Le pied de mât, toujours d’origine, m’a décidé à regréer le St Paul. Ah ! les bateaux sans mât !
J’ai alors découvert le sublime charme de la voile et de la croisière sur un vieux gréement.
A compter dans les premières croisières un « pélérinage », en juillet 2001 à l’Ile de Batz … ( où St Paul a terrassé le Dragon , dit la légende )
De prestigieux et savoureux rassemblements maritimes ont suivi : DZ 2002, Brest 2004, le Festival Kann al loar à Landerneau 2004.

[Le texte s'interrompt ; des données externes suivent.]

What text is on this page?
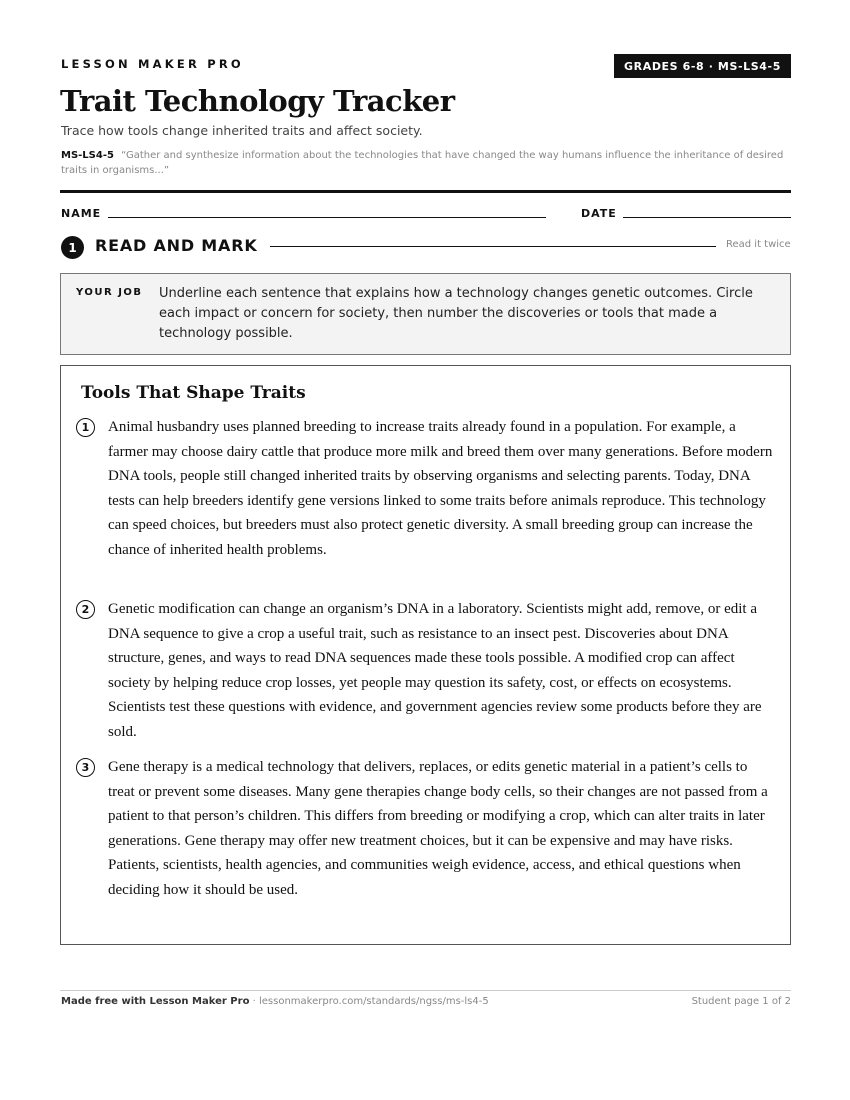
LESSON MAKER PRO	GRADES 6-8 · MS-LS4-5
Trait Technology Tracker
Trace how tools change inherited traits and affect society.
MS-LS4-5 “Gather and synthesize information about the technologies that have changed the way humans influence the inheritance of desired traits in organisms...”
NAME	DATE
1	READ AND MARK	Read it twice
YOUR JOB Underline each sentence that explains how a technology changes genetic outcomes. Circle each impact or concern for society, then number the discoveries or tools that made a technology possible.
Tools That Shape Traits
1	Animal husbandry uses planned breeding to increase traits already found in a population. For example, a farmer may choose dairy cattle that produce more milk and breed them over many generations. Before modern DNA tools, people still changed inherited traits by observing organisms and selecting parents. Today, DNA tests can help breeders identify gene versions linked to some traits before animals reproduce. This technology can speed choices, but breeders must also protect genetic diversity. A small breeding group can increase the chance of inherited health problems.

2	Genetic modification can change an organism’s DNA in a laboratory. Scientists might add, remove, or edit a DNA sequence to give a crop a useful trait, such as resistance to an insect pest. Discoveries about DNA structure, genes, and ways to read DNA sequences made these tools possible. A modified crop can affect society by helping reduce crop losses, yet people may question its safety, cost, or effects on ecosystems. Scientists test these questions with evidence, and government agencies review some products before they are sold.

3	Gene therapy is a medical technology that delivers, replaces, or edits genetic material in a patient’s cells to treat or prevent some diseases. Many gene therapies change body cells, so their changes are not passed from a patient to that person’s children. This differs from breeding or modifying a crop, which can alter traits in later generations. Gene therapy may offer new treatment choices, but it can be expensive and may have risks. Patients, scientists, health agencies, and communities weigh evidence, access, and ethical questions when deciding how it should be used.

Made free with Lesson Maker Pro · lessonmakerpro.com/standards/ngss/ms-ls4-5	Student page 1 of 2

La participation en juillet et août 2005 au son et lumière « Pêcheurs de Goémon » avec la troupe de Goulch’an Kervella « Ar Vro Bagan » dans l’écrin des roches de Ménéham en Kerlouan nous a fait connaître des moments chaleureux d’une intensité rare.
A l’été 2006, Saint Paul a augmenté son rayon d’action, qui va pour l’instant de Ploumanac’h 2006 à DZ 2006.
Ce sont les deux escales les « plus lointaines » jamais atteintes par le St Paul, mais, sans exclure aucune autre, ce sont 2 escales de rêve !!!